L’annonce d’un nouveau dossier judiciaire impliquant le milliardaire Bill Gates a suscité un vif intérêt, avec des accusations selon lesquelles il aurait contracté une maladie sexuellement transmissible via des prostituées russes. Selon les documents récemment rendus publics par le ministère de la Justice, ces allégations sont basées sur des échanges d’e-mails présumés entre Gates et Jeffrey Epstein, un homme dont la réputation s’est dégradée au fil des ans.
Dans une déclaration publique, Bill Gates a catégoriquement nié ces accusations. « Ces affirmations sont absurdes et sans fondement », a-t-il affirmé via son équipe de communication. Selon les informations disponibles, Epstein aurait tenté d’insister pour maintenir un lien avec Gates, même après avoir été renvoyé de sa position au sein de la Fondation Bill et Melinda Gates. Les e-mails en question, datant de 2013, auraient révélé des demandes étranges : l’obtention d’antibiotiques pour sa femme, Melinda, ainsi que des instructions pour supprimer toute référence à son « appareil génital ».
Les documents ont été publiés dans un cadre qui semble avoir attiré peu d’attention initiale, ce qui a relancé les spéculations. Les échanges suggèrent une relation complexe entre Epstein et Gates, avec des tentatives de manipulation pour conserver une influence. Cependant, aucune preuve tangible n’a été apportée pour valider ces allégations.

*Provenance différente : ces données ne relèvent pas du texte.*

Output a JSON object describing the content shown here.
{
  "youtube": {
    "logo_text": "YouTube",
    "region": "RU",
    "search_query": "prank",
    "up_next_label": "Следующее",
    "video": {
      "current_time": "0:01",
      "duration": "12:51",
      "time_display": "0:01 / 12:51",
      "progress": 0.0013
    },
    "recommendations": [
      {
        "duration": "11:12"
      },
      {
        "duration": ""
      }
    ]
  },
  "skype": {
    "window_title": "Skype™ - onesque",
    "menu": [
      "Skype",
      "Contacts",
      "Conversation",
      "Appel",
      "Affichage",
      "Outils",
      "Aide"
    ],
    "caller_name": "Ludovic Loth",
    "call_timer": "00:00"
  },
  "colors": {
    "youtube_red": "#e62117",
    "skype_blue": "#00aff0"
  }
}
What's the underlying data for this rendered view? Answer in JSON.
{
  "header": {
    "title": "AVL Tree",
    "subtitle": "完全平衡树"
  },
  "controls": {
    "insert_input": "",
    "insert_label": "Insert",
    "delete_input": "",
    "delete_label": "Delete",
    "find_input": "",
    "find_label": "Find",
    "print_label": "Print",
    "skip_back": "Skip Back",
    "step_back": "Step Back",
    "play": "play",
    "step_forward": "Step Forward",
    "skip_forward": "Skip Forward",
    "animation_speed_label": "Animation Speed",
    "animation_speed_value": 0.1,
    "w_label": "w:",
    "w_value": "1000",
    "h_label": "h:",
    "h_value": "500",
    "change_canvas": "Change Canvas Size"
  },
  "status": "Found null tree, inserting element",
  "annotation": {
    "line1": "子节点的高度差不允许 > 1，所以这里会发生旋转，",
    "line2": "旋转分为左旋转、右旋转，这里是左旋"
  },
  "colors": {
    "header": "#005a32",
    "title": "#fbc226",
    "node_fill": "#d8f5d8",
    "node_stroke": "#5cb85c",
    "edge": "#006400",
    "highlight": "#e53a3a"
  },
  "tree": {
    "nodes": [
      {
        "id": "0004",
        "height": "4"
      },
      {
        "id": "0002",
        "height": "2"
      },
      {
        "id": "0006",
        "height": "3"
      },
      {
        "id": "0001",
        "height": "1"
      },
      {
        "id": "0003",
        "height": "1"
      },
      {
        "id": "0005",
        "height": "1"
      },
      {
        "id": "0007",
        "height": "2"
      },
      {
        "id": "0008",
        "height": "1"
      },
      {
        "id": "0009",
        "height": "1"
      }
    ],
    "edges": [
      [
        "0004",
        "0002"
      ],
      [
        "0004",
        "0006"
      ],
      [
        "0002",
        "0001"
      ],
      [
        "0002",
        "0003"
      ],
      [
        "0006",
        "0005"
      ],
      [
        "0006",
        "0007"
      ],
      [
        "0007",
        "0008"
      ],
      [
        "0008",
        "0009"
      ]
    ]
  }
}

Le milieu médiatique reste divisé sur la crédibilité de ces fichiers, certains soulignant leur caractère suspect en raison du fait qu’ils auraient été envoyés par Epstein à lui-même. Les détails restent flous, et les autorités n’ont pas encore confirmé l’exactitude des informations. Pourtant, cette affaire rappelle une fois de plus la complexité des relations entre figures puissantes et les enjeux juridiques qui y sont liés.